Quindi, l'obiettivo è quello di far tornare a coincidere, per quanto possibile, gli interessi della varie classi sociali, in special modo della classe dirigente del paese, con quelli della nazione nel suo insieme. Francamente in questo processo faccio fatica a prevedere se alla fine saranno gli oligarchi delle classi dirigenti, a rinunciare ad alcune loro prerogative e fonti di guadagno (soprattutto quelli derivati dalla sovraestensione del paese), per provare una nuova ripartenza. Oppure per l'ennesima volta sarà la nazione, a piegarsi ai loro interessi,  magari prendendo una banale deriva autoritaria. l'America è il paese delle libertà, ma che il massimo rappresentante di questa scuola di pensiero, sia un palazzinaro di New York,  non mi fa ben sperare.

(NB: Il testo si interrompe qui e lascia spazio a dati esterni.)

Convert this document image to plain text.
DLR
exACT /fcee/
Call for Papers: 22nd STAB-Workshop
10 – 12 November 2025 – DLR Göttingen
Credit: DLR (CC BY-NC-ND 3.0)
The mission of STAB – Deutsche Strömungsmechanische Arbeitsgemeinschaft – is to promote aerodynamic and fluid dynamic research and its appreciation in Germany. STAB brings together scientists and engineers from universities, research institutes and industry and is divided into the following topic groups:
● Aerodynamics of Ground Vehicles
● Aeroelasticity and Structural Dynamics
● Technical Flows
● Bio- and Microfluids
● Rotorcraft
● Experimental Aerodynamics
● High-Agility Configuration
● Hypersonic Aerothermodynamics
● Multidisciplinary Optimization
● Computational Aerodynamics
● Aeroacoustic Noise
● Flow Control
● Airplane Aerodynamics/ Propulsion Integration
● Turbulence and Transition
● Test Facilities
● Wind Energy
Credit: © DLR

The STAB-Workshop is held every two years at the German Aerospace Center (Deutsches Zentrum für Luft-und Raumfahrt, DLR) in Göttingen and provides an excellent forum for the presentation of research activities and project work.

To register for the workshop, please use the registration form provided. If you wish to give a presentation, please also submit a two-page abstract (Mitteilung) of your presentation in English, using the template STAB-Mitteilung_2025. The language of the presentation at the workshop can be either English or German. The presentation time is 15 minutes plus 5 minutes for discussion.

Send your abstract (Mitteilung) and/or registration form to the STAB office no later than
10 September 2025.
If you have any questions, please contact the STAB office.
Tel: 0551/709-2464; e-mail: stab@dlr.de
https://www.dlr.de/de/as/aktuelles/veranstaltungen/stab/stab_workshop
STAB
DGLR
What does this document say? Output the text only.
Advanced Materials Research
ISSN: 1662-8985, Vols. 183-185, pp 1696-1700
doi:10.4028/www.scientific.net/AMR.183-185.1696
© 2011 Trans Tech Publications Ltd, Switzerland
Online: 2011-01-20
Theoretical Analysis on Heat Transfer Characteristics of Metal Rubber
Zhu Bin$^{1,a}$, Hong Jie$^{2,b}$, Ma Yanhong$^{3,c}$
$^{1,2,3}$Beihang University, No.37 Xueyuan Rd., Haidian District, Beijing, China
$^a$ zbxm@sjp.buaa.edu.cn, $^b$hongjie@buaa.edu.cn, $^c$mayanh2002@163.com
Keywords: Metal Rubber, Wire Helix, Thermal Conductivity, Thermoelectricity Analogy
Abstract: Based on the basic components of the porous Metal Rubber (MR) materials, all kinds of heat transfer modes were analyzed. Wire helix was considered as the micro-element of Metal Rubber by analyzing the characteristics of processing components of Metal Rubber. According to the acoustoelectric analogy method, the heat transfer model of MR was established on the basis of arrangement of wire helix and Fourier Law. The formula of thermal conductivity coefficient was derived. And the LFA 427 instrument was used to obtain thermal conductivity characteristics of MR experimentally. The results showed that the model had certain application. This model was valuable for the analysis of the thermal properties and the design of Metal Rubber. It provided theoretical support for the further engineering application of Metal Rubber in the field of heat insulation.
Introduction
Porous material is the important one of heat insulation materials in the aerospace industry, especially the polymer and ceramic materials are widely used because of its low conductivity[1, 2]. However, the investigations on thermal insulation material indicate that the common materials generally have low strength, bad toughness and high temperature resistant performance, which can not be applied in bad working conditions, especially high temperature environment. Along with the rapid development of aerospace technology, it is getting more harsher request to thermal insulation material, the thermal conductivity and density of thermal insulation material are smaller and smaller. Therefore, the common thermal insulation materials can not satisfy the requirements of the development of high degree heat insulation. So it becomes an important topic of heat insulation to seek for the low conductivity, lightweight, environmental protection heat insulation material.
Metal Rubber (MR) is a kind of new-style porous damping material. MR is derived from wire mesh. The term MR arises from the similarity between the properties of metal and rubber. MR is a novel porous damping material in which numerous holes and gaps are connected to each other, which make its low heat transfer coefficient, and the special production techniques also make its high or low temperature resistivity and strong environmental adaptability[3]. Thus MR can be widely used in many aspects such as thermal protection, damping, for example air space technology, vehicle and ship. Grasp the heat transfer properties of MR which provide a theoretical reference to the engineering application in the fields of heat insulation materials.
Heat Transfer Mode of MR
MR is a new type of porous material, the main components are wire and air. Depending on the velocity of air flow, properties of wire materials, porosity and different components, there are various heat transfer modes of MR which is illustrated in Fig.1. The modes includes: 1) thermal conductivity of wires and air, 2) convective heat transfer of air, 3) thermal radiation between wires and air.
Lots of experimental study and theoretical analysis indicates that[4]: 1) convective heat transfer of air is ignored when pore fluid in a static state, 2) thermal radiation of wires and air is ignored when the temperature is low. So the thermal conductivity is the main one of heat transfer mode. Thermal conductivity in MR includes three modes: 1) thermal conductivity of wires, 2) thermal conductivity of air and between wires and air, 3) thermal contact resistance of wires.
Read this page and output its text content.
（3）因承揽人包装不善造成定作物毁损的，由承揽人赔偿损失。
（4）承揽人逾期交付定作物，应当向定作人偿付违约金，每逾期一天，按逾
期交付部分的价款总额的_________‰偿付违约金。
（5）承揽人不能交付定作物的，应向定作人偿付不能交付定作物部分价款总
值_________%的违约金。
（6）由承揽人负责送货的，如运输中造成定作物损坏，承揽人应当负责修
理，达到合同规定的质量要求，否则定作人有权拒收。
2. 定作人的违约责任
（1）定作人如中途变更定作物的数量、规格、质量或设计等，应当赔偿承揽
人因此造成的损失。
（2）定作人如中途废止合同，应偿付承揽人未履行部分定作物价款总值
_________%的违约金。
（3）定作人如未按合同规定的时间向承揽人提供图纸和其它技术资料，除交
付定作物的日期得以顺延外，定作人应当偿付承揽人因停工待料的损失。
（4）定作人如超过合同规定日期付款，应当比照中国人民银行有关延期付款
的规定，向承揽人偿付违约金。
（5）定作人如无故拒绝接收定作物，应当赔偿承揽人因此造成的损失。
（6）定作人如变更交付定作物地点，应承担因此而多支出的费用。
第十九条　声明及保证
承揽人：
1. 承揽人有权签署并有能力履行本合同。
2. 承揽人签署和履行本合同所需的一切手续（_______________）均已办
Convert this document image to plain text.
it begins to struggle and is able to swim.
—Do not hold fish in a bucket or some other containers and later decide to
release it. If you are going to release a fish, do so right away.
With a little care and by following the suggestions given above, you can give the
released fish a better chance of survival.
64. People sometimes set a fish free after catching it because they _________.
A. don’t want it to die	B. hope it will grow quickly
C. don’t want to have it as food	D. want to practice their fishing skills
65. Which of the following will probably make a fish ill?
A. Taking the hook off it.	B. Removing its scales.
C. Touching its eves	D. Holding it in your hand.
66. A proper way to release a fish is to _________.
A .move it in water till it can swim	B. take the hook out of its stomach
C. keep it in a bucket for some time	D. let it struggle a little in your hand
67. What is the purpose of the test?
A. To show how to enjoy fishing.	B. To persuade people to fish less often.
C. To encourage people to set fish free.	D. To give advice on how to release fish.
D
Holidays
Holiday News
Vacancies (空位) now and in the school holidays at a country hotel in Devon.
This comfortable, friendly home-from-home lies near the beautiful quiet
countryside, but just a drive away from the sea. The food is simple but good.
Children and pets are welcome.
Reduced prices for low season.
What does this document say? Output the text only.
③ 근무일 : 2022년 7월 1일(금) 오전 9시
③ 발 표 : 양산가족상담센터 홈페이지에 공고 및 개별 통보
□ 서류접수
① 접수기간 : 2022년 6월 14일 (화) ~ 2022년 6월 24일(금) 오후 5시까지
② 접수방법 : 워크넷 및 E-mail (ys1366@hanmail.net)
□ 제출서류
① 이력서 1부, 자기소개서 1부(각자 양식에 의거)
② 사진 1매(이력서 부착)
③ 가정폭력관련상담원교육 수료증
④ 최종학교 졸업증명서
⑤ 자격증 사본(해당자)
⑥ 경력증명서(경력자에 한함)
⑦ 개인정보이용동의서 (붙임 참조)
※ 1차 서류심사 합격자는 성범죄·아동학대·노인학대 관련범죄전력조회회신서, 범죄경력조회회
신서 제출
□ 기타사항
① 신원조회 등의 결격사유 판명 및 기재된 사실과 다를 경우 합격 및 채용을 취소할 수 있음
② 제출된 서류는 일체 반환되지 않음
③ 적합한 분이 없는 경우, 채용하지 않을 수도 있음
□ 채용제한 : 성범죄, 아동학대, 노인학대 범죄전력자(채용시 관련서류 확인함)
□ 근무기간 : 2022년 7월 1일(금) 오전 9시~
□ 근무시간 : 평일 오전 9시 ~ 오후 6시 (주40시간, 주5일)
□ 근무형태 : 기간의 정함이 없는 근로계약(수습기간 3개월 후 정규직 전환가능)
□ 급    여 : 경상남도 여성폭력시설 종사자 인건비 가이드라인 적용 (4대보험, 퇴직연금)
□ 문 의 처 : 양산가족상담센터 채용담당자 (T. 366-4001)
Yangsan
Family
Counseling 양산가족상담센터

Comunque, passando oltre simili dettagli, se dettagli si possono chiamare, quello che si sta cercando di fare, per arrivare a tale obiettivo mi pare abbastanza chiaro: le pressioni sulla corte suprema, la delegittimazione del congresso, la decapitazione di alcuni enti e la soppressione di altri, non sono solo gli effetti delle schermaglie tra Donald Trump e gli apparati americani, ma qualcosa di molto più serio: il tentativo di rifondare lo Stato americano, adottando nuovi principi e strumenti ritenuti più adatti a gestire le sfide dei nostri tempi. Se volete, un po' quello che avvenne a Roma quando si passo dalla Repubblica all'impero. Il paragone può sembrare azzardato, soprattutto se confrontiamo il valore umano degli attori coinvolti. Ma il meccanismo, la concentrazione dei poteri in risposta al caos è sorprendentemente simile. Naturalmente che questa transizione riesca, è ancora tutto da vedere, anche perché, per l'appunto ai tempi il capo dei populisti si chiamava Cesare, mentre il nostro si chiama Trump. Ma tant'è, la storia sa essere una gran burlona.